The meaning of that sank in slowly. Though I had finally regained some control of my arms, I quickly stilled again, hiding my advantage.

“This is not the Guild,” I observed.

Her response was distracted. “No, no. I work for the Grand General. You are in his care.”

With dawning horror, I took in the study again. From the perspective of the floor, where I still lay prone, I noted the ceiling was of red stone. Pre-imperial. Furthermore, there were no windows. We were still in the Old Citadel dungeons. And this woman’s obviously diligent study of the Entwined, combined with my delirium and fragments of memory painted a horrible, unsettling picture.

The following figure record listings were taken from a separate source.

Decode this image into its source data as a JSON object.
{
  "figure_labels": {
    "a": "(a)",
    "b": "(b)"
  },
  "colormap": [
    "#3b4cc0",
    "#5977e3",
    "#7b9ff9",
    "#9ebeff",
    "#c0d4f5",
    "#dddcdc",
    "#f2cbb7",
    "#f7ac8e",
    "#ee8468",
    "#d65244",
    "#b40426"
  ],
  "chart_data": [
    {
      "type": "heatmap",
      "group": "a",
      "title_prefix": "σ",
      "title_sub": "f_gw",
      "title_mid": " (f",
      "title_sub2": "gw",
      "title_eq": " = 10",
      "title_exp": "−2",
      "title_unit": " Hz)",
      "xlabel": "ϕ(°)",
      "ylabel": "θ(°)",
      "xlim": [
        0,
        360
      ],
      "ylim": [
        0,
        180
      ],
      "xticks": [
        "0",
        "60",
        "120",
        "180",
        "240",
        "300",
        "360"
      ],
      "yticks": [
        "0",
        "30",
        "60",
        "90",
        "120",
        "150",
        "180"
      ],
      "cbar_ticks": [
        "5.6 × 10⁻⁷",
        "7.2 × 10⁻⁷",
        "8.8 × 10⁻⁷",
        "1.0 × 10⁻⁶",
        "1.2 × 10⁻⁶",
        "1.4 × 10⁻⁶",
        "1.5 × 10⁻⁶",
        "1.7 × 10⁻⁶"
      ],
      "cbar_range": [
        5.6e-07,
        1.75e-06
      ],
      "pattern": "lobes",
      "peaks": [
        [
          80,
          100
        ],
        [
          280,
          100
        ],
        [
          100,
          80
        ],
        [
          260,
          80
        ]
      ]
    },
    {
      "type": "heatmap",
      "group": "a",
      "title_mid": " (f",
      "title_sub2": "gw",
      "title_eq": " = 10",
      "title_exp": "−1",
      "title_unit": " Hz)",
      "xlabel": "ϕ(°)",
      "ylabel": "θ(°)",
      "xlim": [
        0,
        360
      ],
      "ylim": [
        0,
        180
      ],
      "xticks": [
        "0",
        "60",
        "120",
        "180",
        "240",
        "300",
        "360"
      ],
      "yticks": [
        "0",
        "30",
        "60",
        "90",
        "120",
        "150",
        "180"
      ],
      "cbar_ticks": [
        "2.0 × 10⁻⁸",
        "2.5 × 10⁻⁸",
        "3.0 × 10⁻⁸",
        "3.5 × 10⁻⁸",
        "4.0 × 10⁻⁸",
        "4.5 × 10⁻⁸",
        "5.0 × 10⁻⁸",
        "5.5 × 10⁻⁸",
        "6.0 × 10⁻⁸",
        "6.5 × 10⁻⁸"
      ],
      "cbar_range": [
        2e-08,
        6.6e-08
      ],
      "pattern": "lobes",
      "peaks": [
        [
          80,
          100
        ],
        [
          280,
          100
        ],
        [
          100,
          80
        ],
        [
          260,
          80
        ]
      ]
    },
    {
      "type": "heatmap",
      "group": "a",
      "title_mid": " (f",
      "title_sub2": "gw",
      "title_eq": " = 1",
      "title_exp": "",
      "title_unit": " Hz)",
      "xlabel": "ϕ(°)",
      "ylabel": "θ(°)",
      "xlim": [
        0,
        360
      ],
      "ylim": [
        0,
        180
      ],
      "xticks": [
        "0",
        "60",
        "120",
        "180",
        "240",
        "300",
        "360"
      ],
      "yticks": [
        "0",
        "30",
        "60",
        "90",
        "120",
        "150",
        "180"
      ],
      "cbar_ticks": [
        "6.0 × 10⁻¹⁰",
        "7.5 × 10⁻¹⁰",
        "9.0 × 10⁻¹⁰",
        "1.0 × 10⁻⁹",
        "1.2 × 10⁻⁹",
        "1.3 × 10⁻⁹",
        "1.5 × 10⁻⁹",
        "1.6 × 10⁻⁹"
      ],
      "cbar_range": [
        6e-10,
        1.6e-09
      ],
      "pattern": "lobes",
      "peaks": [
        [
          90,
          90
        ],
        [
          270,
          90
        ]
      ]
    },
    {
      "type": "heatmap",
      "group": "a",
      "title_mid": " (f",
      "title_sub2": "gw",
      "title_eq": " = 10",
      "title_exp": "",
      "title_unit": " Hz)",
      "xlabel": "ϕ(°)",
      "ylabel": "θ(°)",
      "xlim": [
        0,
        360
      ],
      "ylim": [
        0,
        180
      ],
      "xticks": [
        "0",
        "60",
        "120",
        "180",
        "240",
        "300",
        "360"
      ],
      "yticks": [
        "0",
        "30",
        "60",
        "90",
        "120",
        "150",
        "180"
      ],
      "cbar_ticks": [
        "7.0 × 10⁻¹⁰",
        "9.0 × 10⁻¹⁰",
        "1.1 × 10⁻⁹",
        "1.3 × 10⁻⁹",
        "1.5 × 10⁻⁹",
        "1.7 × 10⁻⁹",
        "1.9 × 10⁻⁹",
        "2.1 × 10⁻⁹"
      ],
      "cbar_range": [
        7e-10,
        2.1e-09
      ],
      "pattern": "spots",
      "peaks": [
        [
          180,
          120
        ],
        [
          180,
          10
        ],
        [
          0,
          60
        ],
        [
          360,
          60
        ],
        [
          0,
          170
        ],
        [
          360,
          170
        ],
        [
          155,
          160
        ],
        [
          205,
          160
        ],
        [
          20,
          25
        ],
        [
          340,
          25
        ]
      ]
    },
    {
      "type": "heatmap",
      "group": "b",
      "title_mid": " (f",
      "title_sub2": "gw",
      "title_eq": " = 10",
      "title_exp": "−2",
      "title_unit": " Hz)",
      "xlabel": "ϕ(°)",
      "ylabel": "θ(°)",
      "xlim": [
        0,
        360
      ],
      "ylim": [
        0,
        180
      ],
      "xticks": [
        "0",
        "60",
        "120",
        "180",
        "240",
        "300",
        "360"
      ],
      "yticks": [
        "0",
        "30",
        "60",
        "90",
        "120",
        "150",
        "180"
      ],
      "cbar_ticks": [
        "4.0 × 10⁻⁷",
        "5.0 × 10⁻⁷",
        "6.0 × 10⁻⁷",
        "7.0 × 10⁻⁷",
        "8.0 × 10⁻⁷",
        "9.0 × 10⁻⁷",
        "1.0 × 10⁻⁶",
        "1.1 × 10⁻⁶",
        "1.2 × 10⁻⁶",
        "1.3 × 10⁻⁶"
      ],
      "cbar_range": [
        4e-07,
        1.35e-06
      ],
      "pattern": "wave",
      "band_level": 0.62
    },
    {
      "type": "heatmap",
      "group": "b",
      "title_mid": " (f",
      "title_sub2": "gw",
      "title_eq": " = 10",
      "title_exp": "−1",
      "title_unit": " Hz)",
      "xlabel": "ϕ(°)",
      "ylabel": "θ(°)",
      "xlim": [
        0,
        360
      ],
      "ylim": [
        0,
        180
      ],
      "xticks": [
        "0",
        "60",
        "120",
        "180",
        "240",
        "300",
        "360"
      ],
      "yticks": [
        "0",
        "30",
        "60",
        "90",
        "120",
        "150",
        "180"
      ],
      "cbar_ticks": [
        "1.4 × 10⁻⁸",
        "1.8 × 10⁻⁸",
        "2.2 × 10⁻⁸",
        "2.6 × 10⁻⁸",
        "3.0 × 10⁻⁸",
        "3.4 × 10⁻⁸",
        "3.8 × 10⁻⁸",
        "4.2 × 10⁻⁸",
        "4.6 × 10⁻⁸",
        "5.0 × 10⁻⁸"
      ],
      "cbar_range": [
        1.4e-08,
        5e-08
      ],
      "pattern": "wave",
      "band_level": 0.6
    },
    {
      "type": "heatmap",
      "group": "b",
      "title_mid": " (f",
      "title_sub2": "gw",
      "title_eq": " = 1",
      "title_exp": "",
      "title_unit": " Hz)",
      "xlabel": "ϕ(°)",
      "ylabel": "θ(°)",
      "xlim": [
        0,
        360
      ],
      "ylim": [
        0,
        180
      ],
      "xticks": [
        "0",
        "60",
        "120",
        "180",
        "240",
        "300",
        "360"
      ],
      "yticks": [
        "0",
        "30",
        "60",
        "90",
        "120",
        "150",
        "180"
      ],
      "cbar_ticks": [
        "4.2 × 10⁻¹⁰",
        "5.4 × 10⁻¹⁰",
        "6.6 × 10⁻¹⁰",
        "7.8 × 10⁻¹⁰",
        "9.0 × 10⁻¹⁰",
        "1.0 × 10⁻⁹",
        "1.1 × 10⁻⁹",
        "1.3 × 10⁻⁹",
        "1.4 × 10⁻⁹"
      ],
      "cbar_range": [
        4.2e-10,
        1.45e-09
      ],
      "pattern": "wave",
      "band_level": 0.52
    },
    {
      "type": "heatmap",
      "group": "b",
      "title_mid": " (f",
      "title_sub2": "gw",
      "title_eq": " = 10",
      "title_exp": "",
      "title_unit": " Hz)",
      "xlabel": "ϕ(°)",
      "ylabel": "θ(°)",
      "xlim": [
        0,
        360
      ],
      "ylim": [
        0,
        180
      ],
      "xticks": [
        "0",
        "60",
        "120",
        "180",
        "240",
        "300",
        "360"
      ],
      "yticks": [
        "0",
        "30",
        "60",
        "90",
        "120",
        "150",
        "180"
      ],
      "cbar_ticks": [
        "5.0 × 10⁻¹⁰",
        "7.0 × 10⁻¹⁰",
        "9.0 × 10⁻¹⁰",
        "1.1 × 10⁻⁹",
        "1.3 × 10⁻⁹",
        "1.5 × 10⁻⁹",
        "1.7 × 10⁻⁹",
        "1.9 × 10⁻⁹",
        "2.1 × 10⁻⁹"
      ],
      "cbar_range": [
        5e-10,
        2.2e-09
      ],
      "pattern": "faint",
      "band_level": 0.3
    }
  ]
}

“What have you done to me?” I asked.

She survived.

Had Lewis?

The woman approached, a cloth in one hand and a bottle in the other. “I have, in theory, nullified your Entwined characteristics,” she said as she poured something from the bottle onto the cloth, something amber and thick. She smiled. “Reducing you to a mere mortal, like myself. It was my notion, that the power that creates Entwined might also uncreate them. Securing Adepts to test my theories on has been difficult but… here you are.”

She sounded smug, as if she expected me to be impressed.